Carlo. Vi dicevo che sembravano essersi messi d’accordo. Stessa storia. Anche lui dopo essersi spogliato è invitato a salire sulla poltrona per la visita. Gambe sollevate, piedi e polpacci sugli appoggi, completamente aperto e scoperto. Il medico sta seduto alla scrivania, legge la cartella che lui gli ha portato. Intanto nella stanza entrano ed escono infermieri, infermiere. Si fermano un po’, guardano, poi se ne vanno. Ne arrivano altri. Altre. Come al bar, entri, prendi un caffè, scambi una parola con chi conosci. E te ne vai. Così lì, chiacchierano, scherzano, e naturalmente non mancano di dare uno sguardo al povero Carlo. Sempre lì, in attesa, nudo. In esposizione. Un lenzuolino per coprirlo in attesa che lo specialista inizi la visita non l’hanno inventato neppure lì. Chi sa, forse… costa troppo. Sai, con la crisi della sanità. Ah, dimenticavo, la porta dello studio dove Carlo si trova per la visita è sempre aperta, e di là, nel corridoio, passano. Personale sanitario, certo, addetti ai lavori, sì. Ma…

 

Due storie in fotocopia. Ricordo che un paio d’anni fa una giovane donna mi diceva il grande disagio che aveva provato per la vicina di letto, una donna sulla settantina, molto debilitata mentalmente. L’hanno lasciata lì, sul letto, completamente svestita, scoperta. Al punto che decide lei di alzarsi e andare a coprirla. Lei, pur dolorante per l’intervento appena subito. È troppo forte il disagio che sente per quella povera donna, vecchia, per la quale vergogna pudore disagio non sembrano più alla sua portata, tanto è debole ora la sua mente.

 

Una domanda. Anna e le mille Anne che si sottopongono a una visita medica, Carlo e i mille Carli, sono semplici corpi, parti di corpi, che devono essere visitati e curati… o sono persone? Con un’identità, una dignità, un senso del pudore. Mille fogli sulla privacy ci fanno firmare. E la privacy, quella personale, dov’è? Tutti abbiamo letto, o sentito, di medici o altri operatori sanitari che scoprono il disagio dei pazienti quando pazienti lo diventano loro stessi. Allora conoscono tutta la sofferenza e il malessere nel vedersi considerati solo un corpo, giovane o vecchio che sia, da manovrare e maneggiare. In totale dimenticanza che in questo corpo c’è una persona. Che questo corpo è una persona.
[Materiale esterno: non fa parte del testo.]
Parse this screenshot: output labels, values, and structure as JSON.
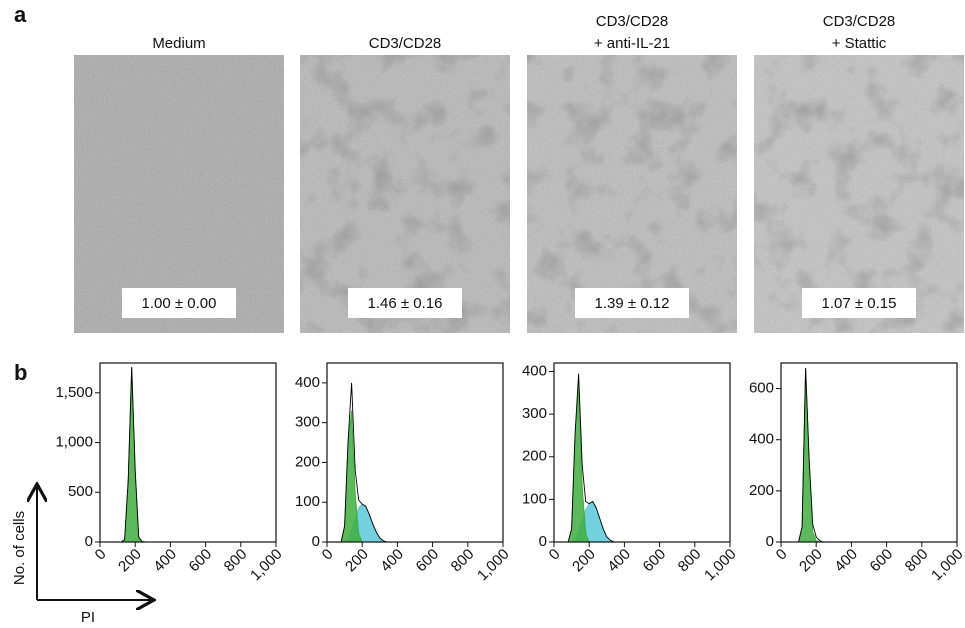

Dove imparare tutto ciò? Corsi obbligatori di… educazione al rispetto? Perché no. Magari sono un’occasione per pensare. Ma io credo che tutti noi che lavoriamo nella sanità, qualunque sia l’area di specializzazione, dobbiamo impiantare una targa nella nostra mente con su scritto: tratta i tuoi pazienti come vorresti essere trattato tu se fossi al loro posto.